Heartbreak of search and rescue at Himalayan heights

Shimla: Retrieving the fuselage of a crashed aircraft in the rugged, cold and inhospitable terrain of Himachal Pradesh’s Lahaul and Spiti district is quite challenging, government officials said Wednesday.

Even the bodies of 98 defence personnel who died there in an air crash in late 1960s were not traced.

“The entire mountain range in the interiors of Lahaul and Spiti district is treacherous and it’s really difficult to trace the wreckage as hills are quite steep and gorges narrow,” said Deputy Commissioner Rajeev Shankar.

An Indian Air Force (IAF) MiG-29 fighter crashed in the Lahaul Valley and its choppers Wednesday conducted an aerial recce for two hours but failed to find any wreckage.

“Even if the aircraft crashed in the area, it’s very difficult to locate as most of the area is totally devoid of human activity. Hilltops have already been covered with a thick layer of snow,” Shankar, who was along with an IAF chopper team, said.

Superintendent of Police Bimal Gupta said a communication received from the IAF at around 8.30 p.m. Tuesday said that an MiG has lost control and crashed somewhere in the Lahaul Valley.

Helicopters also conducted a search and rescue operation in the mountains of nearby Chamba, another remote district in the state.

Chamba Additional District Magistrate Neeraj Kumar said two IAF choppers also searched the mountains in Bharmour area for two hours.

“It’s really challenging to locate the missing aircraft,” he said. “Even if the area is to be trekked it would take more than a week.”

An IAF AN-12 aircraft with 102 defence personnel on board, including six crew members, crashed in Lahaul and Spiti Feb 7, 1968. Only four bodies have been recovered so far.

The Indian Army has carried out a number of expeditions since then to retrieve the rest of the bodies.

In 2009, one such expedition was carried out.

The aircraft crashed on the 17,400-feet-high Dakka Glacier in the Chanderbhaga ranges.

“We have not found any wreckage of the aircraft.

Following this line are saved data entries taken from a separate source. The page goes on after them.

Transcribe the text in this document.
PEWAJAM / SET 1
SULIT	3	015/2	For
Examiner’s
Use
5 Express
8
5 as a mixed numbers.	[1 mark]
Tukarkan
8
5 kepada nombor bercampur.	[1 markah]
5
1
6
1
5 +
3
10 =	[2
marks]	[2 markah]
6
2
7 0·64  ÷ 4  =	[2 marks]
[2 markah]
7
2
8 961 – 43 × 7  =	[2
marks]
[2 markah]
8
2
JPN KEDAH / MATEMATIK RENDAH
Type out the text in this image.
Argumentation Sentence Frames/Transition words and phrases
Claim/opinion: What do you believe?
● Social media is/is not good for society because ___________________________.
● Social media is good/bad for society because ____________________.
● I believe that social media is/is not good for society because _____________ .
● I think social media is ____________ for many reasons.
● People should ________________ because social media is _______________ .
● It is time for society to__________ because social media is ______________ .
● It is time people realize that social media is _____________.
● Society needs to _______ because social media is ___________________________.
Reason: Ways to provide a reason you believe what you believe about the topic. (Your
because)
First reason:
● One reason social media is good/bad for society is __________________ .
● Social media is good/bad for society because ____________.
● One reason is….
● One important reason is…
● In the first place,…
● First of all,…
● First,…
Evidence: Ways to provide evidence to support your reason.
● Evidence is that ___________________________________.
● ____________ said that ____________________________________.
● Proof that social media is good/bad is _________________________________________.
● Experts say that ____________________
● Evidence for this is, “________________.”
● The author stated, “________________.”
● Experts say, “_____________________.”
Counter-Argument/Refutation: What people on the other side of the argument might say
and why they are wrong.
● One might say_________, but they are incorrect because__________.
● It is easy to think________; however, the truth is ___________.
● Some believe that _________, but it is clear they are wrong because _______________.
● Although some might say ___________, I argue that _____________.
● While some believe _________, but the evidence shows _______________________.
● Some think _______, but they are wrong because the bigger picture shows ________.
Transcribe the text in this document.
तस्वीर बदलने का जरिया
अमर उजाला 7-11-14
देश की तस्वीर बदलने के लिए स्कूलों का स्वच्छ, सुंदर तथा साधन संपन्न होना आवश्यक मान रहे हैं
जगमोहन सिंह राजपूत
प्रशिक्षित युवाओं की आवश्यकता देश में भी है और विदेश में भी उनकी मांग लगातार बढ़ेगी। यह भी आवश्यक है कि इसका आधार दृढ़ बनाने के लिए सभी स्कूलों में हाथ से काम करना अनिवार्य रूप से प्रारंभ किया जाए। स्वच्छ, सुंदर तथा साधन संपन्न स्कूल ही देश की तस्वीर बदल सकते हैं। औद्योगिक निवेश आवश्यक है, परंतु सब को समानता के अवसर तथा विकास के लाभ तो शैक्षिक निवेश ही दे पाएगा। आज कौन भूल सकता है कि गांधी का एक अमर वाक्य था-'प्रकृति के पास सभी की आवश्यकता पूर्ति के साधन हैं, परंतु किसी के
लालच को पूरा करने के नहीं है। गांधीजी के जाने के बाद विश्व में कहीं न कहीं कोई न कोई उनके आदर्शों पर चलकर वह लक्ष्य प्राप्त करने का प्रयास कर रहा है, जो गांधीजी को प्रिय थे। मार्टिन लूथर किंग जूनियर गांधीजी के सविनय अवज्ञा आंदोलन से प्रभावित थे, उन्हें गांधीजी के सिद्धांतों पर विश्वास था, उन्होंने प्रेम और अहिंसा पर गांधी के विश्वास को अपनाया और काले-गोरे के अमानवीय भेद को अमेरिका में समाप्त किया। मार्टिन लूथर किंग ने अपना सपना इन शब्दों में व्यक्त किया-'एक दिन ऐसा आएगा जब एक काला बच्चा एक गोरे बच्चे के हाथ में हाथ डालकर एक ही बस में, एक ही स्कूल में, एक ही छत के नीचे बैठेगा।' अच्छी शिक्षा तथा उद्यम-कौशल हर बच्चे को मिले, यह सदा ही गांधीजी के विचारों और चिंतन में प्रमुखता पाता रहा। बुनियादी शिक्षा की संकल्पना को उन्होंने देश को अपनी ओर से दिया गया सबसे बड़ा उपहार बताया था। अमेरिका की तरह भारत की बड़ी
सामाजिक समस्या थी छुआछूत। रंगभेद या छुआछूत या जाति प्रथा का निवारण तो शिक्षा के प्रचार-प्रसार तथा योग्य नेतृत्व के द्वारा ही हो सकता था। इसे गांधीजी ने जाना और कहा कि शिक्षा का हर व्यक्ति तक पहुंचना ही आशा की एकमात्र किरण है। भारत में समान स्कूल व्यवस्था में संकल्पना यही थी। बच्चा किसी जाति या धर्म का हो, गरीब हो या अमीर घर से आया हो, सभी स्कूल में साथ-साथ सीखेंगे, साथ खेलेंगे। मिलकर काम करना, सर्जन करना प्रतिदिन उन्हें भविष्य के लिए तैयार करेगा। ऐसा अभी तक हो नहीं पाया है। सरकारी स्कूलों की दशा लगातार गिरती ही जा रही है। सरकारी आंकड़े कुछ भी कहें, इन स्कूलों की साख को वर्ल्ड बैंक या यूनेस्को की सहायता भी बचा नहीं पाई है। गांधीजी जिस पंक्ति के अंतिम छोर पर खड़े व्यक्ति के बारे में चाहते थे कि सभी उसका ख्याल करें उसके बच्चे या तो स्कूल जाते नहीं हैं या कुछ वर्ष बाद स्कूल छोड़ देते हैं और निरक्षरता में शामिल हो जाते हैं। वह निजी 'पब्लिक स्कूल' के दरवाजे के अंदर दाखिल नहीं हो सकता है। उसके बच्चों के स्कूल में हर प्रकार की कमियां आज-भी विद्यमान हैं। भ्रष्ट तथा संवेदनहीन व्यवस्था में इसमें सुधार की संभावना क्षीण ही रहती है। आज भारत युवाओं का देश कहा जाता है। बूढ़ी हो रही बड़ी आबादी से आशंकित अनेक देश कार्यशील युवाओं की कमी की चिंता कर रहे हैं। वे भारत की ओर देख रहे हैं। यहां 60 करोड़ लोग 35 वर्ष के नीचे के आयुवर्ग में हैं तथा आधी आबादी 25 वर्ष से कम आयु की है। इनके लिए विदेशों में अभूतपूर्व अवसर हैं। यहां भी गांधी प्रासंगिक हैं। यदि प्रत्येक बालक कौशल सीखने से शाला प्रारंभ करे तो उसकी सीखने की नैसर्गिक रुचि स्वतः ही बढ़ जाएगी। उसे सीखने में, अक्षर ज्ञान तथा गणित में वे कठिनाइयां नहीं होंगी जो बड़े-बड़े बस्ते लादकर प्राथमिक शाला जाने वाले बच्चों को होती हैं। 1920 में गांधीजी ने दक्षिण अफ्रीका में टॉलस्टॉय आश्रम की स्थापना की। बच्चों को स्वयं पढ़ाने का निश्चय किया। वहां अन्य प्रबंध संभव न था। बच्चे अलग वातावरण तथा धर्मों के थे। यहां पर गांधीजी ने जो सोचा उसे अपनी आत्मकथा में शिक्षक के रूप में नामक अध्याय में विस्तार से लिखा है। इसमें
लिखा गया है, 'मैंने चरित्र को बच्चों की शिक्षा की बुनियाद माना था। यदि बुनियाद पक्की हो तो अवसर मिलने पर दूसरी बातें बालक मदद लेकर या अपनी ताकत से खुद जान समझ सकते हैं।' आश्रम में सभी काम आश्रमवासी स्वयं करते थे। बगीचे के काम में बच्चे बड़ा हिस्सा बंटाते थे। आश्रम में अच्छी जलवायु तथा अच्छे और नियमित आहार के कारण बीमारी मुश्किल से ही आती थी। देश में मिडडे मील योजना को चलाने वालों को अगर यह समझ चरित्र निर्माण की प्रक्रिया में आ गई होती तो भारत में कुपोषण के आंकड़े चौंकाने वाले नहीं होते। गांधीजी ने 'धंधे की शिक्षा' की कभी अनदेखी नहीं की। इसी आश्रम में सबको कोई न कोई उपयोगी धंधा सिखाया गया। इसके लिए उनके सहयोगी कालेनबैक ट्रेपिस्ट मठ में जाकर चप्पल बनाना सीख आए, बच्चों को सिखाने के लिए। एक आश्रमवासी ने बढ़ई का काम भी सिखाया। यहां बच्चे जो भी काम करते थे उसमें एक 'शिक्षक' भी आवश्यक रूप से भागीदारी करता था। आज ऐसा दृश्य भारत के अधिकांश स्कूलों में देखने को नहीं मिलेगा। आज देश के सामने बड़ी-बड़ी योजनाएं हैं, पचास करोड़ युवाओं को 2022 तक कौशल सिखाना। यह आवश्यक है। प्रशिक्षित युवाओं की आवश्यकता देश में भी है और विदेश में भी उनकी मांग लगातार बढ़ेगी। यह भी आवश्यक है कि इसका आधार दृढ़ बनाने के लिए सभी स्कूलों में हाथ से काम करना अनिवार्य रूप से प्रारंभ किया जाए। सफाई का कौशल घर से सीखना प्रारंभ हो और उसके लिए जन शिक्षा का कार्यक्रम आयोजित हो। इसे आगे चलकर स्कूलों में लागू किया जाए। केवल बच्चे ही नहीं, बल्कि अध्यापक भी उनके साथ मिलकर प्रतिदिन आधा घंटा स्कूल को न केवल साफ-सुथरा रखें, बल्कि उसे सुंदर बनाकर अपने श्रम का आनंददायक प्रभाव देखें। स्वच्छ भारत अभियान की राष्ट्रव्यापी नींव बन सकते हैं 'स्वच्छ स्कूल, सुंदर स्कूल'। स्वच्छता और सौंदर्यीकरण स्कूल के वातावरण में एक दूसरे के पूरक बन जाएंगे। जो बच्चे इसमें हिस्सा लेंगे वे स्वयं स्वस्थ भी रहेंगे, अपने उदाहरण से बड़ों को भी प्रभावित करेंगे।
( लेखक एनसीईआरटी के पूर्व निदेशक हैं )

But we got some vital leads that will help in future expeditions,” Major Vasudevan of the Dogra Scouts, who was leading the expedition in 2009, had said.

The 20-member expedition, comprising mostly mountaineers drawn from the Dogra Scouts, conducted the search operation called ‘Op Phoenix’ that ended in August.

“This time we were hopeful of retrieving the wreckage due to scanty snow in the region in the last winter, but hostile climatic conditions and thin oxygen made the expedition tough,” he said.

The cause of the crash is still a mystery as the plane’s black box has not been recovered. The wreckage is believed to be buried in the ice mass spread over an area seven km long and half-a-km wide.

In July 2003, local trekkers on way to scale the Chanderbhaga ranges spotted a body and some aircraft wreckage. The body had been almost reduced to a skeleton.

A service book and a letter recovered from the Army uniform and overcoat on the body led to the identification of the victim as Sepoy Beli Ram. After this, the Army and the Air Force carried out search operations in the area but found nothing.

Expeditions mounted in 2005 and 2006 also yielded no success. In 2007, the search parties managed to retrieve three bodies from the accident spot. In 2008, there was no expedition due to heavy snow in the region.

All of Lahaul-Spiti and some parts of Chamba, populated mainly by tribals, remain cut off from the rest of the country for more than six months of the year owing to heavy snowfall. The climatic conditions are harsh as much of the land is a cold desert.